Jon Snow preßte seine Lippen grimmig zusammen.»Wenn es so ist, dann ist es eben so.«
Tyrion grinste ihn an.»Das ist gut, Bastard. Die meisten Menschen würden eine schwere Wahrheit eher leugnen, als sich ihr zu stellen.«
«Die meisten Menschen«, sagte der Junge.»Nur Ihr nicht.«
«Nein«, gab Tyrion zu,»ich nicht. Ich träume auch nur noch selten von Drachen. Es gibt keine Drachen. «Er sammelte das heruntergefallene Bärenfell auf.»Komm, wir sollten besser im Lager sein, bevor dein Onkel zu den Fahnen ruft.«
Der Weg war nur kurz, doch der Boden war uneben, und als sie ankamen, hatte Tyrion schwere Krämpfe in den Beinen. Jon Snow bot ihm eine Hand an, um ihm über ein dichtes Gewirr von Wurzeln zu helfen, doch Tyrion lehnte ab. Er wollte seinen Weg allein gehen, wie er es sein Leben lang getan hatte. Dennoch war ihm das Lager ein willkommener Anblick. Die Unterstände waren an der baufälligen Wand einer lange verlassenen Festung errichtet worden. Die Pferde waren gefüttert, und ein Feuer brannte. Yoren saß auf einem Stein und häutete ein Eichhörnchen. Der würzige Duft von Eintopf zog in Tyrions Nase. Er schleppte sich zu seinem Leibdiener Morrec, der im Topf rührte. Wortlos reichte Morrec ihm die Schöpfkelle.»Mehr Pfeffer«, sagte er.

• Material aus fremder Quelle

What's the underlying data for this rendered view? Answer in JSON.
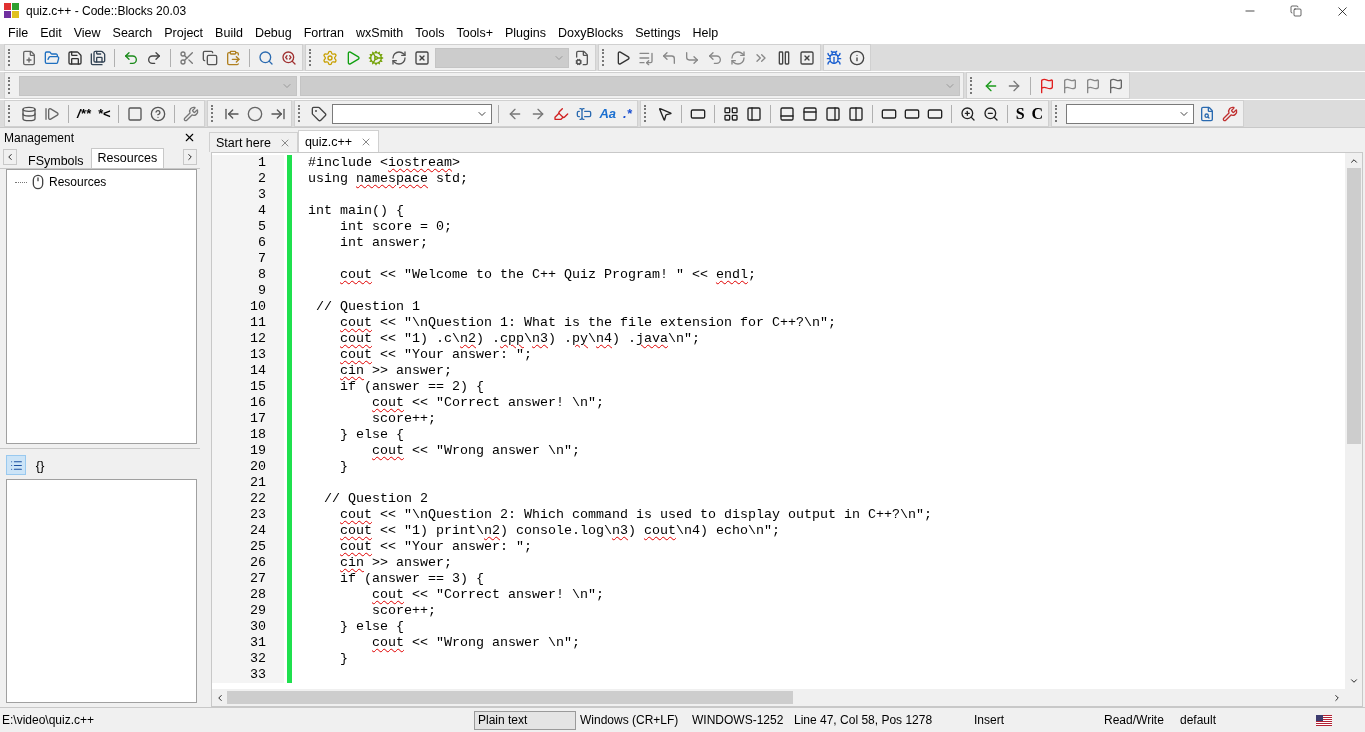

Benjen Stark trat aus dem Unterstand, den er sich mit seinem Neffen teilte.»Da bist du ja, Jon, verdammt noch mal, du solltest nicht allein losgehen. Ich dachte schon, die Anderen hätten dich geholt.«
«Es waren die Grumkins«, erklärte Tyrion lachend. Jon Snow lächelte. Stark warf Yoren einen verdutzten Blick zu. Der alte Mann brummte, zuckte mit den Achseln und machte sich wieder an sein blutiges Werk.
Das Eichhörnchen brachte etwas Fleisch in den Eintopf, und den aßen sie an diesem Abend mit schwarzem Brot und hartem
Käse, während sie um das Feuer saßen. Tyrion ließ seinen Weinschlauch herumgehen, bis selbst Yoren milder gestimmt war. Einer nach dem anderen zog sich zum Schlafen in seinen Unterstand zurück, alle bis auf Jon Snow, der die erste Wache der Nacht gezogen hatte.
Tyrion zog sich als letzter zurück, wie stets. Als er den Unterstand, den seine Männer für ihn errichtet hatten, betrat, hielt er kurz inne und sah sich nach Jon Snow um. Der Junge stand am Feuer, mit stiller, harter Miene, und blickte starr in die Flammen.
Tyrion Lannister lächelte traurig und ging zu Bett.